I wonder how much memory traffic is generated by the CPU writing out evicted cache lines for memory locations the application knows are dead because they belong to freed memory. This would be interesting to measure. If it's significant, then perhaps the application (or some lower level of the software stack) should be trying more aggressively to reuse freed memory, or perhaps it would be valuable to have hardware support for invalidating cache lines without writing them back. Though I suppose the latter case is problematic since it would make buggy software nondeterministic.

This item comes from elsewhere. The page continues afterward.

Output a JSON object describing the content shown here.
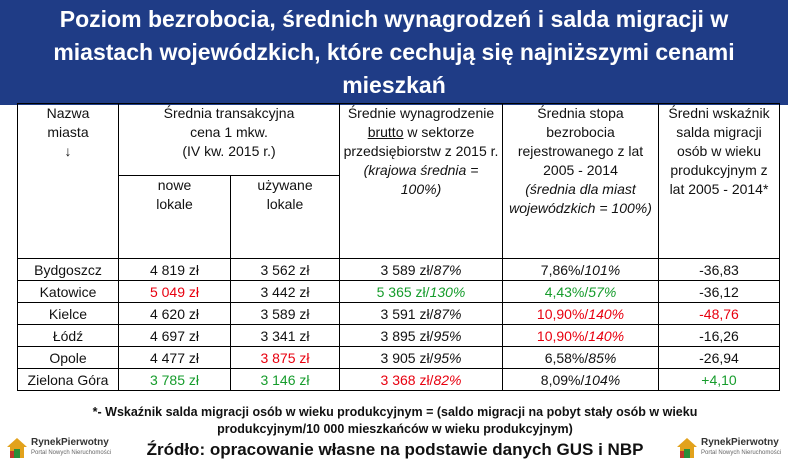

At the OS level Linux has madvise(..., MADV_DONTNEED) to clear unwanted pages, but I'm not aware of anything analogous for the CPU cache.
Update Xi Yang pointed me at a paper on exactly this topic: Cooperative Cache Scrubbing.
For modern Java programs, 10 to 60% of DRAM writes are useless, because the data on these lines are dead - the program is guaranteed to never read them again.That's a lot more than I expected! It would be very interesting to know what these numbers are for C++ or Rust programs. If the numbers hold up, it sounds like it would be worth adding some kind of hardware support to quash these writes. It would be nice to avoid the problem of nondeterministic behavior for buggy software; I wonder if you could have a "zero cache line" instruction that sets the cache line to zero at each level of cache, marks the lines as clean, and writes zeroes to RAM, all more efficiently than a set of non-temporal writes of zero. Actually you might want to be able to do this for a large range of virtual addresses all at once, since programs often free large chunks of memory.